Different workspace for a different task
For most of us, the 9-5 workday is a thing of the past – powerful, lightweight tech allows us to work as we move, jumping from place to place, not settled anywhere for particularly long as we embrace a different workspace for a different task. This is the modern way of working, so our workspaces should reflect this to better suit the modern lifestyle.
People are expecting more from their workspaces. Softer more fluid environments that encourage flexible working in a variety of spaces. An office should have a diverse range of spaces that encourage ‘me space’ and promote the workplace as somewhere they want to go, rather than somewhere they have to go.
Individuals have their own styles and unique ways of working, and at Maris Interiors we aim to establish how people want to work with the diverse set of tasks we undertake everyday.
We meet with executives, managers, and departmental staff to gather a deep understanding of their work trends and habits, to better understand what their ideal workspace would look like and how they could better engage with their environment.
Modern employees are looking for workplaces that are inclusive, engaging, and encourage a more mobile work style. More often than not, our mobiles, laptops and online applications allow us to work from anywhere, and our workplaces should do what they can to encourage this ‘martini’ work style – anytime, anyplace, anywhere.
There have been countless studies conducted examining the modern workforces and their levels of productivity and engagement with their workplace. A recent study from Gallup, states that engagement with the workplace indicates a deeper emotional and behavioural connection to a job and company. They found that ‘only 29% of millennials are engaged at work,’ and estimated that ‘millennial turnover due to lack of engagement costs the U.S. economy $30.5 billion each year.’
Maris Interiors recognise that some level of privacy is paramount in offices, and incorporating private spaces into the design approach is essential for some people. Making phone calls in an open space, with others nearby, can be noisy and distracting. As a result of this, we construct enclosed areas within the office with acoustic wall liners to limit travelling sound and private phone booths for individuals.

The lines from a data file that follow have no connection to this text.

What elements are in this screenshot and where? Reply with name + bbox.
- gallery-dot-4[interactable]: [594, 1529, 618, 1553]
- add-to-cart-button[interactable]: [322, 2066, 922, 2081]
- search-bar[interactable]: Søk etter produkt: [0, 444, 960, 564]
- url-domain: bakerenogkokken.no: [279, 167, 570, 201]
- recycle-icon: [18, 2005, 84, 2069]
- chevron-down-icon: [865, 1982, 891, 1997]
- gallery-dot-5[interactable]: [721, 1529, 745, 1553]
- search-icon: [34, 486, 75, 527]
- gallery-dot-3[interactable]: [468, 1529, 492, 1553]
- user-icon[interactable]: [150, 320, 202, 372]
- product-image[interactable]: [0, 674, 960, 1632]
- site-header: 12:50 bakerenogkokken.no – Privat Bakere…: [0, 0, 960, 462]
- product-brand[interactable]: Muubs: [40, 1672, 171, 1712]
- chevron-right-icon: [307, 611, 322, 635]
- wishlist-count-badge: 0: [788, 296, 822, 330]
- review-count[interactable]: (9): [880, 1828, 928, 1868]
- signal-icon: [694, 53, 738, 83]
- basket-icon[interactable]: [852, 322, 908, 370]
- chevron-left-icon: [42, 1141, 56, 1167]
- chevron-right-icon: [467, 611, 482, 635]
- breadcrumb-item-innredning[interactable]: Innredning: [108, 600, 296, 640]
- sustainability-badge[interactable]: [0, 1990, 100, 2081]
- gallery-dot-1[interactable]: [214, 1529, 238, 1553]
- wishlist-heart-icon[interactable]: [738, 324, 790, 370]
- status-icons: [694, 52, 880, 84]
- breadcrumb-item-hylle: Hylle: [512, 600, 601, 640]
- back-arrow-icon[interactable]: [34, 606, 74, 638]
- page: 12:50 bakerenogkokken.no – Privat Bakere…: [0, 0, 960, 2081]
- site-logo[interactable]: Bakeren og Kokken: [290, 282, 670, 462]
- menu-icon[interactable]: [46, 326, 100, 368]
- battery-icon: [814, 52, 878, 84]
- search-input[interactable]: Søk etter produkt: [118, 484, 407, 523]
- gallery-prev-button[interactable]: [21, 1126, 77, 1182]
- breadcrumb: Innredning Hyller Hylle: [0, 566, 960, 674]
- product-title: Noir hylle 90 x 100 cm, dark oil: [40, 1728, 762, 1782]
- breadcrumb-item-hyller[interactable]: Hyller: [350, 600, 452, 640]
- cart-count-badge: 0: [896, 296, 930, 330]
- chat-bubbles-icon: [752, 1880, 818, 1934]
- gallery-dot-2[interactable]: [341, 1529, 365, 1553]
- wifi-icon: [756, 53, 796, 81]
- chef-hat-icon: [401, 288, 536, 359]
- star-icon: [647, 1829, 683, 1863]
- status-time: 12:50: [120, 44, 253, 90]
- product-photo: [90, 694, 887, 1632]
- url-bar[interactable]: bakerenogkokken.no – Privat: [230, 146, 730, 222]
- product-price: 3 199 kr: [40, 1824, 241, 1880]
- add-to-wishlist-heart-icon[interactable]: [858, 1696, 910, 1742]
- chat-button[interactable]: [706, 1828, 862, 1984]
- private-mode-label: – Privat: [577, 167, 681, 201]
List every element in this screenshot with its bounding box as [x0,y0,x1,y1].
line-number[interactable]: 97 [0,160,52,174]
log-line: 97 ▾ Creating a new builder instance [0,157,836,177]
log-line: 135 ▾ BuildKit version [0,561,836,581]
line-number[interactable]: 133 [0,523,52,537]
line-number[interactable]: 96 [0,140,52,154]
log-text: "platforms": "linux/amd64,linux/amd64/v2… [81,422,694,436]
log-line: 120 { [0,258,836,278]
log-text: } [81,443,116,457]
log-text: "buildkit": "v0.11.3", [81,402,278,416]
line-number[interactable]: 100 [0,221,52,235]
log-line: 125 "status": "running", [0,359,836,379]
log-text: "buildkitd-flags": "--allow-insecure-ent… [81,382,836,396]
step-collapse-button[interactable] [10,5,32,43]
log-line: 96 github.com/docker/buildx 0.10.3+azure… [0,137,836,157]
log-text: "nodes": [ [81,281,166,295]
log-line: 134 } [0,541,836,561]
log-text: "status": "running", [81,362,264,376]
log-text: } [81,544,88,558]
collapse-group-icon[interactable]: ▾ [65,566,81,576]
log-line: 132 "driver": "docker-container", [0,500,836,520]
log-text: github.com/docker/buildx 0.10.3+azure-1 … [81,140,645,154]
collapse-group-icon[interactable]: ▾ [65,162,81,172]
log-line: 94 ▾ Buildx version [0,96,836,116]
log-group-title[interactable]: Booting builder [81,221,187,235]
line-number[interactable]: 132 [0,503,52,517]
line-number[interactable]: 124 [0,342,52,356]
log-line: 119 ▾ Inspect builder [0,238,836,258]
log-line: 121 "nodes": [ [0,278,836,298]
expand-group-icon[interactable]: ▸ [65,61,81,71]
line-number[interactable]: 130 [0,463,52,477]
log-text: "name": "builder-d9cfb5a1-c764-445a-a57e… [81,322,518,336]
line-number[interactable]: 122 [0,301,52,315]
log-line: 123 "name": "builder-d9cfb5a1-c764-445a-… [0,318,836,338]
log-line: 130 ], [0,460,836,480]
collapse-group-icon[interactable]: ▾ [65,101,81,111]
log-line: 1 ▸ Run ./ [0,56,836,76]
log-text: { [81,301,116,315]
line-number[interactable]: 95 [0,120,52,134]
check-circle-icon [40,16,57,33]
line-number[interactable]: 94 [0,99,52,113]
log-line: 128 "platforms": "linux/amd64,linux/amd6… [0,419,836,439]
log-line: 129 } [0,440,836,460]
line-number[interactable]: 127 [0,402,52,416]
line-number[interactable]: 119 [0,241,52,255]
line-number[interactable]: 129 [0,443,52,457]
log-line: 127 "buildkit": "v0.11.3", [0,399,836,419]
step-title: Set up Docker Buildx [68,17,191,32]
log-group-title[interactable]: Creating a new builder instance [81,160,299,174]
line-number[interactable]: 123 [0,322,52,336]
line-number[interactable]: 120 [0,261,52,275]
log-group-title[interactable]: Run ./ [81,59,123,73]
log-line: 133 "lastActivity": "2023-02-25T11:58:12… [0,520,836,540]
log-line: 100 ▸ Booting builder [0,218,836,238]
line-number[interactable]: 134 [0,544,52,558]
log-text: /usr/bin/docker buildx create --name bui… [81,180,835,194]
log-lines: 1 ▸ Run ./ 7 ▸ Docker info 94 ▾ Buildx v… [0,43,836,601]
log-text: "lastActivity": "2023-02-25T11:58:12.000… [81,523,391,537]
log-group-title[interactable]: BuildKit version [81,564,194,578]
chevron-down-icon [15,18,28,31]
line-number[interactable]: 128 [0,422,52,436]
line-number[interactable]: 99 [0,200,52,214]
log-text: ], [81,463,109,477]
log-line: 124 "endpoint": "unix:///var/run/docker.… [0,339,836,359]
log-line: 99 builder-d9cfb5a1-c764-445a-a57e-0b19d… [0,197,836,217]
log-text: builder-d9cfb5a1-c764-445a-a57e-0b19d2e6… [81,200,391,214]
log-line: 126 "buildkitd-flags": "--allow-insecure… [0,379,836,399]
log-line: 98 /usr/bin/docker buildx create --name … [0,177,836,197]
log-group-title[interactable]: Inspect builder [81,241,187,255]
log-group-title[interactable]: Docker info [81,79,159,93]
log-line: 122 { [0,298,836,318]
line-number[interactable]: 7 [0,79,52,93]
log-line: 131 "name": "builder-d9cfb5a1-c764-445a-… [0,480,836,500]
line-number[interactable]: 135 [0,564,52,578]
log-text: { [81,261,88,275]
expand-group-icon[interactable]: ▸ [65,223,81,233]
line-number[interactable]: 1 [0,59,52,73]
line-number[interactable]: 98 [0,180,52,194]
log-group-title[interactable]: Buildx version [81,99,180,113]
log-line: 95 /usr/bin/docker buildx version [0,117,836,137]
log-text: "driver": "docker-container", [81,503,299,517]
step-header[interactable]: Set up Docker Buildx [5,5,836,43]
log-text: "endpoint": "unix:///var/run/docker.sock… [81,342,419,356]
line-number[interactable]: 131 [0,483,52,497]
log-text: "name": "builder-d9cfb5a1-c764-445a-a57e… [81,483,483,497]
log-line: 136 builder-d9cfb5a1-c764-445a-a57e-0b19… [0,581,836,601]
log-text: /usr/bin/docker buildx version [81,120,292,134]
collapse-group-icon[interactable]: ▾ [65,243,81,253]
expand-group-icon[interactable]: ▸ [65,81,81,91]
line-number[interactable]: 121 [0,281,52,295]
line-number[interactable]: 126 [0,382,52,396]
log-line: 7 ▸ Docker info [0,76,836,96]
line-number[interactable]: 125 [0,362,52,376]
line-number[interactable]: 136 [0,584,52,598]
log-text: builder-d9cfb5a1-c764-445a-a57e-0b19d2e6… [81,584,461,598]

Open spaces are equally important, specifically collaboration spaces. They are unrivalled in their ability to encourage group work and a sharing of ideas, but of course, its effectiveness is dependent on the task at hand.
Collaboration spaces do however build the noise level, which negatively impact those who are trying to concentrate in their own space and wanting to limit distractions, whether they be visual or acoustic.
It is crucial to have a mix of both individual workstations with private spaces, as well as collaboration spaces for group work, or presentations, or even just as a space for people to touchdown and complete a quick task.
Furniture, office furniture included, is tactile by its very nature; everyone uses it, so it has to be right.
Sore backs, necks or bottoms are all attributed to furniture not being fit for purpose. Performance and productivity should be by-products of comfort.
Ergonomic office furniture is one of the essential elements of the work environment and is now a necessity for most offices. Varieties of high-tech office chairs flood the market with benefits of ‘added comfort’, ‘durability’, ‘recline and swivel ability’, ‘adjustable features’ that can prevent ‘back and circulation problems’. They are, of course, more expensive, but companies recognise this as a worthy investment because it is a way to keep their staff sat comfortably behind their desks for prolonged periods.
The advantages of ergonomic furniture, like reduced lower back strain and relieving muscle and joint stress, are crucial to its users but we must also balance out our sedentary routine with regular movement. Workplace designs are developing environments that encourage more movement for its users. Offering a variety of workspaces for employees to get up and relocate to a range of areas within the workspace – collaboration areas, breakout spaces, tea points and individual workstations.